According to the latest CNN poll, nearly half of Americans support impeaching and removing him from office. That’s up from 41% in May. Most notably, and alarmingly for Trump, that shift has come largely from independents and Republicans, for whom support has risen 11 and 8 points, respectively, since May.

As the drip, drip, drip of new information threatens to break the dam each day, that number is likely to rise. But for Democrats and Trump opponents who believe he’s got to go, the question will be: Are they prepared to fail and suffer the political consequences?

Stating the obvious, impeachment has never resulted in the conviction of a sitting president, nor has it ever concluded with his involuntary removal from office. (Yes, it’s fair to say President Nixon didn’t happily resign, but he could’ve stayed and fought it out.)

It’s true that Trump is far worse off than Nixon and Bill Clinton were. At the start of the Watergate hearings, only 19% of the American public believed that Nixon should be removed. At the start of Clinton’s impeachment hearings, only 34% supported his impeachment.

Trump is starting with 47%. But there are early warning signs for Democrats, and reasons to set realistic expectations.

The Trump campaign says impeachment has bolstered fundraising. The campaign and the Republican National Committee announced a combined $125 million third-quarter intake.
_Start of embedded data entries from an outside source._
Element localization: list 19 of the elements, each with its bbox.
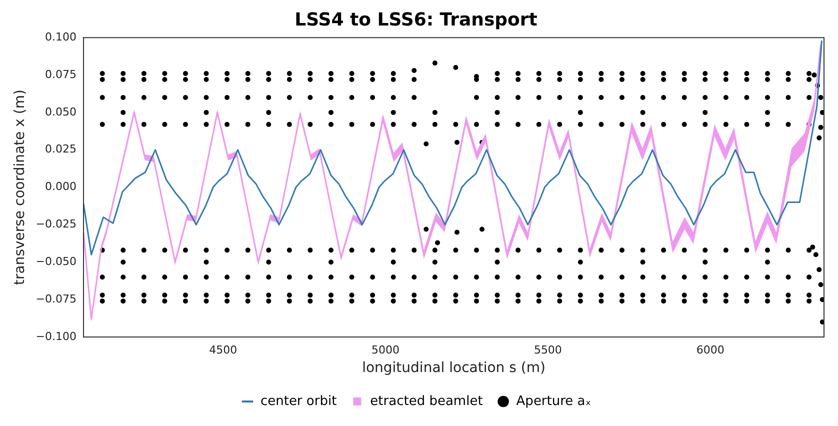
y-tick-label: −0.100 bbox=[36, 330, 77, 343]
legend-label: center orbit bbox=[260, 394, 337, 409]
x-tick-label: 6000 bbox=[696, 343, 724, 356]
x-axis-title: longitudinal location s (m) bbox=[362, 360, 546, 376]
y-axis-title: transverse coordinate x (m) bbox=[12, 90, 28, 286]
legend-label: Aperture aₓ bbox=[516, 394, 592, 409]
x-tick-label: 5500 bbox=[534, 343, 562, 356]
x-tick-label: 5000 bbox=[372, 343, 400, 356]
y-tick-label: 0.050 bbox=[45, 105, 77, 118]
y-tick-label: −0.025 bbox=[36, 218, 77, 231]
legend-label: etracted beamlet bbox=[370, 394, 483, 409]
y-tick-label: 0.025 bbox=[45, 142, 77, 156]
y-tick-label: 0.075 bbox=[45, 68, 77, 81]
y-tick-label: −0.050 bbox=[36, 255, 77, 268]
y-tick-label: 0.100 bbox=[45, 30, 77, 44]
y-tick-label: 0.000 bbox=[45, 180, 77, 194]
y-tick-label: −0.075 bbox=[36, 292, 77, 306]
chart-title: LSS4 to LSS6: Transport bbox=[294, 9, 538, 30]
x-tick-label: 4500 bbox=[209, 343, 238, 356]
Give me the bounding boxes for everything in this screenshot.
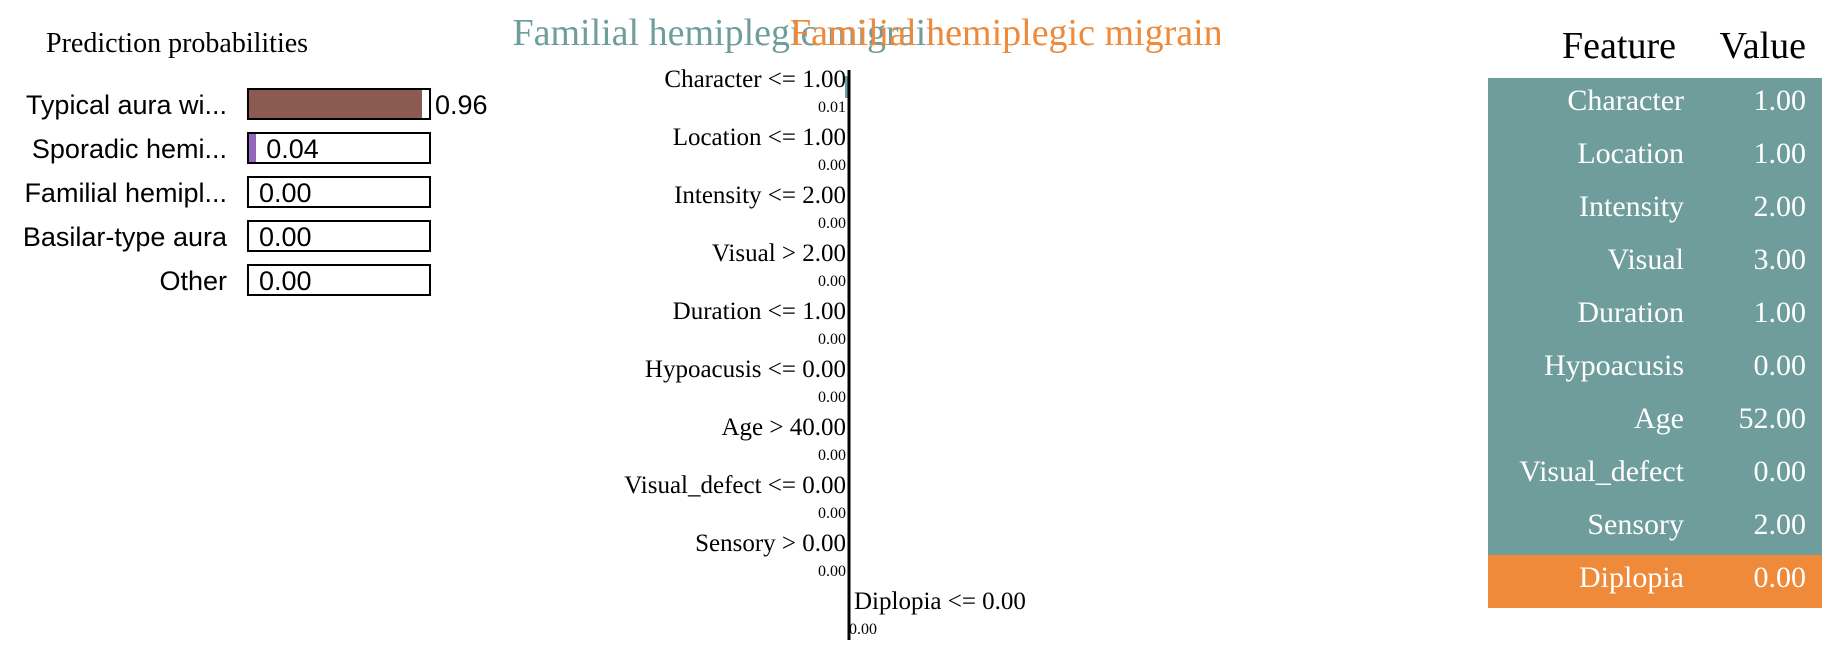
feature-name: Diplopia (1579, 561, 1684, 594)
proba-row: Familial hemipl... 0.00 (0, 175, 520, 211)
feature-value: 1.00 (1753, 84, 1807, 117)
proba-value: 0.04 (266, 134, 319, 164)
table-row: Age 52.00 (1488, 396, 1822, 449)
feature-condition-label: Hypoacusis <= 0.00 (645, 356, 846, 383)
proba-bar-box (247, 88, 431, 120)
proba-label: Typical aura wi... (25, 90, 227, 120)
proba-label: Basilar-type aura (22, 222, 227, 252)
feature-value-table: Feature Value Character 1.00 Location 1.00 I… (1488, 20, 1822, 608)
feature-name: Character (1567, 84, 1684, 117)
proba-value: 0.00 (259, 178, 312, 208)
table-row: Visual 3.00 (1488, 237, 1822, 290)
table-row: Character 1.00 (1488, 78, 1822, 131)
feature-value: 52.00 (1738, 402, 1807, 435)
feature-condition-label: Sensory > 0.00 (695, 530, 846, 557)
weight-value-label: 0.00 (818, 447, 846, 464)
feature-name: Sensory (1587, 508, 1684, 541)
feature-condition-label: Intensity <= 2.00 (674, 182, 846, 209)
proba-title: Prediction probabilities (46, 28, 309, 59)
feature-name: Hypoacusis (1544, 349, 1684, 382)
feature-value: 3.00 (1753, 243, 1807, 276)
feature-condition-label: Visual > 2.00 (712, 240, 846, 267)
feature-value: 0.00 (1753, 561, 1807, 594)
feature-value: 1.00 (1753, 296, 1807, 329)
feature-value: 0.00 (1753, 455, 1807, 488)
table-row: Location 1.00 (1488, 131, 1822, 184)
proba-label: Sporadic hemi... (31, 134, 227, 164)
feature-value: 1.00 (1753, 137, 1807, 170)
weight-value-label: 0.00 (818, 215, 846, 232)
weight-value-label: 0.00 (818, 273, 846, 290)
feature-value: 2.00 (1753, 508, 1807, 541)
proba-row: Basilar-type aura 0.00 (0, 219, 520, 255)
weight-value-label: 0.00 (818, 505, 846, 522)
table-row: Duration 1.00 (1488, 290, 1822, 343)
feature-header: Feature (1562, 25, 1676, 67)
weight-value-label: 0.00 (818, 331, 846, 348)
feature-condition-label: Diplopia <= 0.00 (854, 588, 1026, 615)
feature-condition-label: Location <= 1.00 (673, 124, 846, 151)
proba-row: Other 0.00 (0, 263, 520, 299)
table-row: Sensory 2.00 (1488, 502, 1822, 555)
weight-value-label: 0.00 (849, 621, 877, 638)
chart-bars: Character <= 1.00 0.01 Location <= 1.00 0.0… (624, 66, 1026, 638)
feature-condition-label: Character <= 1.00 (664, 66, 846, 93)
proba-label: Familial hemipl... (24, 178, 227, 208)
table-header: Feature Value (1488, 20, 1822, 78)
feature-name: Visual_defect (1519, 455, 1684, 488)
weight-bar (845, 76, 849, 98)
proba-value: 0.00 (259, 266, 312, 296)
feature-name: Duration (1577, 296, 1684, 329)
proba-row: Sporadic hemi... 0.04 (0, 131, 520, 167)
table-row: Visual_defect 0.00 (1488, 449, 1822, 502)
table-row: Diplopia 0.00 (1488, 555, 1822, 608)
prediction-probabilities-panel: Prediction probabilities Typical aura wi… (0, 0, 520, 320)
table-row: Intensity 2.00 (1488, 184, 1822, 237)
feature-name: Visual (1607, 243, 1684, 276)
proba-bar-box (247, 220, 431, 252)
weight-value-label: 0.00 (818, 389, 846, 406)
feature-condition-label: Age > 40.00 (722, 414, 847, 441)
proba-value: 0.96 (435, 90, 488, 120)
feature-name: Location (1577, 137, 1684, 170)
feature-name: Age (1634, 402, 1684, 435)
chart-title-right: Familial hemiplegic migraine (790, 12, 1240, 54)
proba-bar-box (247, 132, 431, 164)
proba-bar-box (247, 176, 431, 208)
feature-value: 0.00 (1753, 349, 1807, 382)
explanation-chart: Familial hemiplegic migraine Familial he… (512, 12, 1240, 640)
proba-label: Other (159, 266, 227, 296)
proba-row: Typical aura wi... 0.96 (0, 87, 520, 123)
feature-condition-label: Visual_defect <= 0.00 (624, 472, 846, 499)
weight-value-label: 0.01 (818, 99, 846, 116)
feature-condition-label: Duration <= 1.00 (673, 298, 846, 325)
weight-value-label: 0.00 (818, 563, 846, 580)
chart-title-left: Familial hemiplegic migraine (512, 12, 962, 54)
table-row: Hypoacusis 0.00 (1488, 343, 1822, 396)
feature-value: 2.00 (1753, 190, 1807, 223)
proba-bar-fill (249, 134, 257, 162)
proba-bar-fill (249, 90, 422, 118)
proba-value: 0.00 (259, 222, 312, 252)
proba-bar-box (247, 264, 431, 296)
weight-value-label: 0.00 (818, 157, 846, 174)
feature-name: Intensity (1579, 190, 1684, 223)
table-rows: Character 1.00 Location 1.00 Intensity 2.00 Vi… (1488, 78, 1822, 608)
value-header: Value (1719, 25, 1806, 67)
Days after the impeachment inquiry was announced, Trump campaign manager Brad Parscale boasted “50,000 new donors in two days … and growing.” The numbers were alarming enough to raise some seasoned Democrats’ eyebrows — and heart rates.

“This should be a giant wake up call,” tweeted former Obama aide Dan Pfeiffer. “Trump is going to have more resources to deploy earlier and more aggressively than any candidate in history.” Trump is also outspending Democrats in online ads, with plans for a $10 million ad blitz in the works.
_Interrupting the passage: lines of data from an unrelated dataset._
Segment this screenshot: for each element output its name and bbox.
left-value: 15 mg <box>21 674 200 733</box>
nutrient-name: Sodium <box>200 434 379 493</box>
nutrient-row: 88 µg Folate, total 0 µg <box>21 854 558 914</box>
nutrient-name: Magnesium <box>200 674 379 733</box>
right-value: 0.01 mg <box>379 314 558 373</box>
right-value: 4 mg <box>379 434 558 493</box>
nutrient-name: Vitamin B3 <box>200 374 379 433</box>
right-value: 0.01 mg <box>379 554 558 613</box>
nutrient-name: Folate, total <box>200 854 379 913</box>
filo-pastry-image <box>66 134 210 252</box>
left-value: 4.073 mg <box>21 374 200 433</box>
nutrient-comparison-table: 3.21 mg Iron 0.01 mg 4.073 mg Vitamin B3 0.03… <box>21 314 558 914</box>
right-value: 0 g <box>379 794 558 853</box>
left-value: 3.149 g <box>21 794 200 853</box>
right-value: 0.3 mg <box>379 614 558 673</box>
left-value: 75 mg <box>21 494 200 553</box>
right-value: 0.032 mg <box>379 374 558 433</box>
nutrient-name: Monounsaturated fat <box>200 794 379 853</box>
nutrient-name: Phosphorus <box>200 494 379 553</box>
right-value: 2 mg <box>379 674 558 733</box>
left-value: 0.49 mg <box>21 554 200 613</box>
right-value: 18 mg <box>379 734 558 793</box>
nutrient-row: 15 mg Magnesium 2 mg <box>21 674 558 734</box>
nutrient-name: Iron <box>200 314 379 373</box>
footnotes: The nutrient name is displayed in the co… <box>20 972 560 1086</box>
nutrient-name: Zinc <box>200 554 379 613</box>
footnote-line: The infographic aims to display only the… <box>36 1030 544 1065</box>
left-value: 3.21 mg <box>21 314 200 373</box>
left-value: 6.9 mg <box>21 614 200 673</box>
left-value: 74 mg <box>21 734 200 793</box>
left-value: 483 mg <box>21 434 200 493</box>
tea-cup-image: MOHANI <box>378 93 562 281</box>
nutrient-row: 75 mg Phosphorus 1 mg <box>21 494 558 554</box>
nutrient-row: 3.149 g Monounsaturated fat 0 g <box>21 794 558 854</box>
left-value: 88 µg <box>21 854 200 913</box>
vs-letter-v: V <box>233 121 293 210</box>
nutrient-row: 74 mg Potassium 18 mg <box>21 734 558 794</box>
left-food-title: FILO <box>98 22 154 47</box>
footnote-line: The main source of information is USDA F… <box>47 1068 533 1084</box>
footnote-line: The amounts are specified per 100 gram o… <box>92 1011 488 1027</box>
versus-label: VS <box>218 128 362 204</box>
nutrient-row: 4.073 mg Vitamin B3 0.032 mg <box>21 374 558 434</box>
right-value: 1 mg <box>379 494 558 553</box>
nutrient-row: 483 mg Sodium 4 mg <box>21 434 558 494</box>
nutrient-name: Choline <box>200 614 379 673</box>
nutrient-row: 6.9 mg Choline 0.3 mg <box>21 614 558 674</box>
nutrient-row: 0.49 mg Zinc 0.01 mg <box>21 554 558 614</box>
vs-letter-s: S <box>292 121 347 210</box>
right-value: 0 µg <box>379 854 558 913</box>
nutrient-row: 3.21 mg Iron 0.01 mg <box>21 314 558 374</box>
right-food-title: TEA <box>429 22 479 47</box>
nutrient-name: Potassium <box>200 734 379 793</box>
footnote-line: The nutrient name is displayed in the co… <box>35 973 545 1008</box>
Trump will also have something Nixon and Clinton did not: Twitter and a powerful cable news outlet that is committed to undermining the impeachment process and spreading his misinformation and smears. Which is to say, the same two entities that helped get him elected will likely help keep him in office.

Moreover, conviction of the president can only happen with two-thirds of the Senate, or 67 members. Alarmingly few Senate Republicans have hinted they are even open to the idea of an impeachment inquiry, let alone its findings, and considering the current political environment, with continuing strong support for Trump among Republican voters, they won’t likely be incentivized to develop any newfound courage going forward.

There is no question, in my opinion, that an impeachment inquiry is warranted at this point. The Ukraine call alone, in which the president of the United States urged a foreign leader to dig up dirt on his political opponent, is reason enough. We’ll see where else this story goes — probably nowhere good for Trump.

Publicly, many Democrats insist that whatever the political consequences, impeaching the president on principle is worth it and the right thing to do. Some are even downright giddy over the prospects; Texas Rep. Al Green, who first called for Trump’s impeachment more than two years ago, boasts that he’s “being vindicated.” Michigan Rep. Rashida Tlaib had the considerable bad taste to sell T-shirts that say “Impeach the MF” online.

But it’s unclear whether Democrats have truly come to terms with the potential costs — ultimately, the failure to remove Trump from office, and quite possibly losing the House and the presidency in 2020 to energized Republicans as a result.

Those very real consequences might not be reason to refrain from pursuing impeachment, but Democrats should be clear-eyed going in that this effort is likely to inflict more harm on themselves than on the president.

In the interest of holding Trump accountable, that just might be worth it.

S.E. Cupp is the host of “S.E. Cupp Unfiltered” on CNN.